4. Anticipated Target Companies/Organizations for Introduction
This solution primarily targets companies and organizations with the following challenges and requirements:
・Companies that have advanced generative AI introduction and want to fully establish security and AI governance systems.
・Companies that want to develop and enhance internal rules and control systems with the expansion of AI utilization.
・Organizations such as finance, manufacturing, healthcare, and government agencies that require high information security standards.
・Companies that require AI utilization in closed/on-premise environments due to handling confidential and personal information.
・Companies that are considering AI agent introduction and want to establish a secure implementation infrastructure, including privilege management and internal controls.
・Companies that want to move beyond PoC and trial introductions to build an operational system for company-wide deployment.
・Companies that want to promote controlled generative AI utilization, including countermeasures against shadow AI.
5. Representative's Comment

Kento Komoda, Representative Director CEO, Konnect-linK Co., Ltd.

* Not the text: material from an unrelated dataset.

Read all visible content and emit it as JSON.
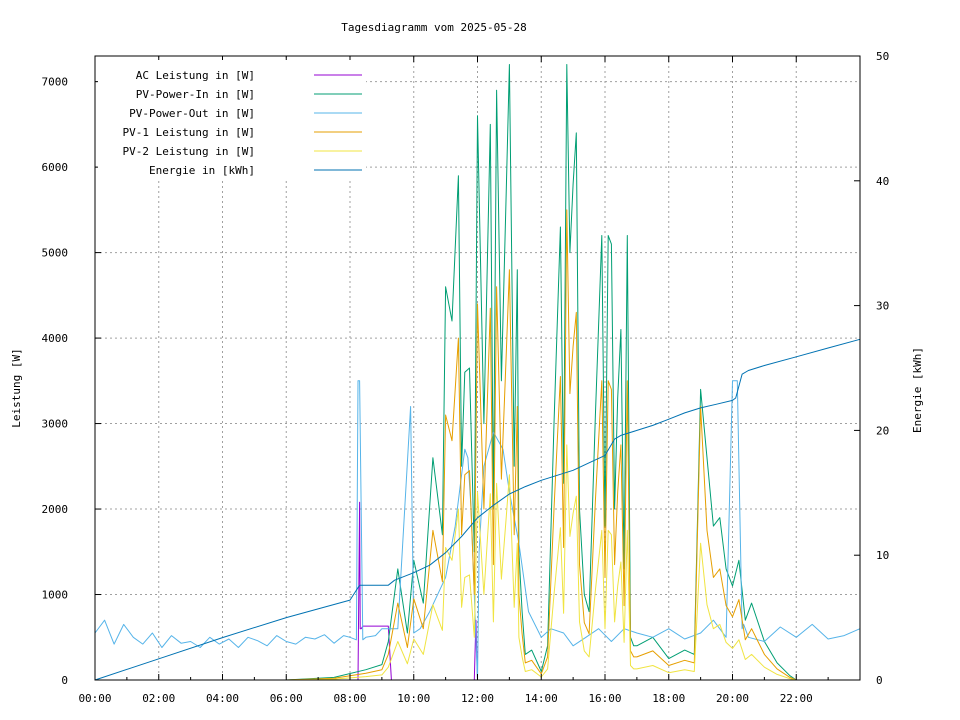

"Generative AI is an extremely important technology that will determine future corporate competitiveness. However, behind its convenience, there are also significant risks that could affect the very foundation of corporate activities. Information leakage due to confidential data input into cloud-based AI and the use of shadow AI without sufficient governance are no longer problems for only a few companies; we believe they are management issues that all companies must address immediately. Furthermore, with the advancement of AI agent utilization, the nature of privilege management and internal controls is expected to become even more complex. We will continue to provide end-to-end support from on-premise LLM construction to business integration and operational improvement, contributing to the realization of an AI utilization environment where customers can safely and continuously generate results."
6. Company Overview

・Konnect-linK Co., Ltd.
Location: 5F Sotokanda S Building, 5-2-1 Sotokanda, Chiyoda-ku, Tokyo
Representative: Kento Komoda
Established: May 2022
Business Activities: New business development, AI/IT support, system development, management support
URL: https://konnect-link.co.jp/
Inquiries: [email protected]
Sources, etc.
*1 Cost of a Data Breach Report 2025 (IBM)
FAQ
What kind of companies is this solution suitable for?
It is suitable for companies in finance, manufacturing, healthcare, government, and other sectors that require high information security standards and handle confidential or personal information.
What is 'Shadow AI'?
Shadow AI refers to cloud-based AI tools used by employees on their own initiative without corporate approval, which can lead to information leakage risks.
What are the benefits of on-premise LLM?
On-premise LLM allows companies to utilize generative AI without sending sensitive data outside their internal network, significantly reducing information leakage risks and establishing strict AI governance.